Papaw turned 69 on September 13, hard to believe that next year he will be 70. He has survived a heart attack and a stroke. He is such a strong man and in very good health. I wish I could say your Nanny was in such good health, she is having some problems with her crone's disease. I wish the doctors could find some medication to help her more. Papaw could use a knee replacement but his doctors don't seem to think so.
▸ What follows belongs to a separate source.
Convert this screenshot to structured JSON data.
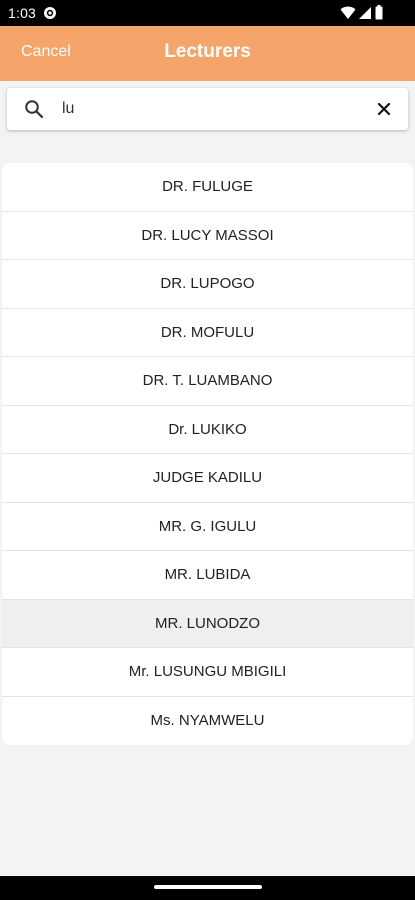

Your Dad finally got hearing aides and is hearing much better. We just got word that his hips might be on the recall list, so he is going to be talking to a lawyer to see what his options are. This concerns us since they had to replace so much of his hips to begin with that if anything were to happen to him they have told him that he would not be able to have them repaired and he would be in a wheelchair for the rest of his life. So if his hips are on the recall list, they could not replace them, one he could not stand another surgery at this time and there is not enough hip there to hold up to surgery again. We will have to wait to see what happens.

We love and miss you so much and hope that you will come back into our lives sometime soon. Until then, take care and know that we do love you!! God Bless you and keep you well!!